1.1 Introduction

This first chapter sets out the fundamental conceptual building blocks that we need to have clear in our heads to take on data analysis: variables, experiments, designs, theories and hypotheses. Every subsequent chapter draws on the concepts introduced and discussed here. Even if many of the terms are familiar to you, I recommend you read it through.

Empirical science is, in some regards, simple. You start with research questions (do objects of different masses fall as the same speed? Is physical activity effective at reducing depression?), and you use data to move towards answers to those questions (yes, but only in a vacuum; yes it seems to be so). Another way of looking at this is that we start out in ignorance (there are things we don’t know) and move towards knowledge (now we know them).

I say we move towards knowledge rather than we move to knowledge, because empirical knowledge is always provisional, and corrigible by further evidence. If, by knowledge, you mean beliefs that are so secure they are beyond doubt, then knowledge is the asymptotic state: we move closer and closer, but we never actually quite get there. Any single study constitutes only a small part of the body of evidence, which is distributed across many studies. As these accumulate and respond to one another, the evidence gets better and better, and so we collectively reduce our uncertainty more and more. But our uncertainty should never be zero, or science has hardened into dogma.

The way we move from questions towards answers in empirical science is through data analysis. Data are measurements of things that happen in the world: perhaps out there in the field, perhaps within the confines of your laboratory. You might cause the data to exist, by asking people to take part in an experimental study, or they might represent events and processes that were happening anyway, as when you use measurements of sea temperatures or a bank’s financial transactions. Either way, the data lie on your road from questions towards answers, and data analysis is the what you do with those data to move along the road.

Data analysis was traditionally treated as a kind of boring add-on, something only thought about after the fun part of designing and executing the study was done, a necessary ritual chore to be gone through to please peer reviewers. Perhaps it was something to be farmed out to a professional statistician.

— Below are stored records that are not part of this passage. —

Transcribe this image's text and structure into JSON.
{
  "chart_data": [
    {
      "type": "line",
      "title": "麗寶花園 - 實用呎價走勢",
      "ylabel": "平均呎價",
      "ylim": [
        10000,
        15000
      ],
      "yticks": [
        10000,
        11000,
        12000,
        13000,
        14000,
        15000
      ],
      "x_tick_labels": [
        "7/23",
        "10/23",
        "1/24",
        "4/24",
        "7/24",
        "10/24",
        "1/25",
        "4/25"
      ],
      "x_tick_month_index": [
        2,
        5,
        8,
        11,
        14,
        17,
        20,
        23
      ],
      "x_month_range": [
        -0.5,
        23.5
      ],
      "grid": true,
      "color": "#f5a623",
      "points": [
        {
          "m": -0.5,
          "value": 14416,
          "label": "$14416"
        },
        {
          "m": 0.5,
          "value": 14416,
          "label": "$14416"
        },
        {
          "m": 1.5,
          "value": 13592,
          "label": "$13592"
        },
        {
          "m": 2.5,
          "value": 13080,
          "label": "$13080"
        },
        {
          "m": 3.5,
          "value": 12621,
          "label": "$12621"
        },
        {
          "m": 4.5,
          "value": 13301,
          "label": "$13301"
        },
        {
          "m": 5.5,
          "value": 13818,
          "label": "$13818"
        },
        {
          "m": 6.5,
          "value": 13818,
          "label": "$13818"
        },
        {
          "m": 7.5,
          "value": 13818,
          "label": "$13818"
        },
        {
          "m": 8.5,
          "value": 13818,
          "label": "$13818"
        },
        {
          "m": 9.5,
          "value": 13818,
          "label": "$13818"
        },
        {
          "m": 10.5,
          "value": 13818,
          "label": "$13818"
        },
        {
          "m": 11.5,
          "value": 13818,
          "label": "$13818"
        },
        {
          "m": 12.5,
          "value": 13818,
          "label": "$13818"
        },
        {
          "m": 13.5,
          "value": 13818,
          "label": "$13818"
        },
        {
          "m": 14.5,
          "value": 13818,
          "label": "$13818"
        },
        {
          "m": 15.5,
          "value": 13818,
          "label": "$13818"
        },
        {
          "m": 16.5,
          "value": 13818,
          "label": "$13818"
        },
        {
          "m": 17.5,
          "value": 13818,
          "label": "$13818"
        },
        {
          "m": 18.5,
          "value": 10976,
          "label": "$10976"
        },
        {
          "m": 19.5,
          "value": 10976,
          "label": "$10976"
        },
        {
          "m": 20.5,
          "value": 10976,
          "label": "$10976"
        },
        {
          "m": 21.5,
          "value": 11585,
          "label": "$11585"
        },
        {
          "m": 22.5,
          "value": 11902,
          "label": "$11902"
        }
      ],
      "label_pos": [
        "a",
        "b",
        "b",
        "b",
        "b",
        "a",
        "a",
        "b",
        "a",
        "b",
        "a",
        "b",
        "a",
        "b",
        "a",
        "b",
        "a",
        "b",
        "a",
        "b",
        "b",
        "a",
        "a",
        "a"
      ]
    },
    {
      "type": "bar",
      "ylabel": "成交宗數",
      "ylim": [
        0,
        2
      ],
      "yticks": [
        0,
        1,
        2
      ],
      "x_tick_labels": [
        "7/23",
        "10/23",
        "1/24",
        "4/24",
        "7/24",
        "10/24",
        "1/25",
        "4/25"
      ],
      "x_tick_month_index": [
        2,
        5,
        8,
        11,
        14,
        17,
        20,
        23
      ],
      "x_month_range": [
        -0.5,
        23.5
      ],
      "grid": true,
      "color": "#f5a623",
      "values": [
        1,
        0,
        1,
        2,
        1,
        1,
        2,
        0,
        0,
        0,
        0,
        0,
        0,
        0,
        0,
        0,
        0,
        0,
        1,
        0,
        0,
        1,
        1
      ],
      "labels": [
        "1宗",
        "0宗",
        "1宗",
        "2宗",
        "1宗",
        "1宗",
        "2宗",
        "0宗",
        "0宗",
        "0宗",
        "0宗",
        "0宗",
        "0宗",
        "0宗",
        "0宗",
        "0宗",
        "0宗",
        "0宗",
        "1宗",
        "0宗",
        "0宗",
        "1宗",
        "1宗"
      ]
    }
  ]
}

Or perhaps you could remember enough from your tedious statistics course to do just enough data analysis yourself to get away with it.

This book, instead, puts data analysis centre stage. Data analysis is the central activity of empirical science: it is the very process of using your data to link your questions to tentative answers. It involves skill and judgement, sometimes even flair. It is not unduly difficult, given the tools we have freely available, as long as you are prepared to think carefully about it. It is highly enjoyable. You need to be able to do it yourself, even if what excites you in research is interviewing participants or standing in a lagoon watching fish.

Your thinking about data analysis cannot begin once the data are all gathered. Your approach to analysing your data is inseparable from what it is you want to find out and how you plan to do so. You don’t want to waste your time and effort gathering a load of data that cannot possibly answer your question, or cannot discriminate between your actual hypothesis being correct, and a slightly different hypothesis being correct. Coming up with a good study involves working backwards from the data analysis you need to do to answer your question. What would I need to measure to test the question I want to test? What pattern in the data would I see if one hypothesis is supported? What pattern would I see if the other is? What criterion would I apply to decide what the conclusion is? Study design is just bringing about the data set that allows you to do the data analysis you need to do to answer your question. Writing empirical scientific papers is just putting your data analysis in a communication wrapper. So, data analysis is a central activity. You need to learn to love it and become skilled at it.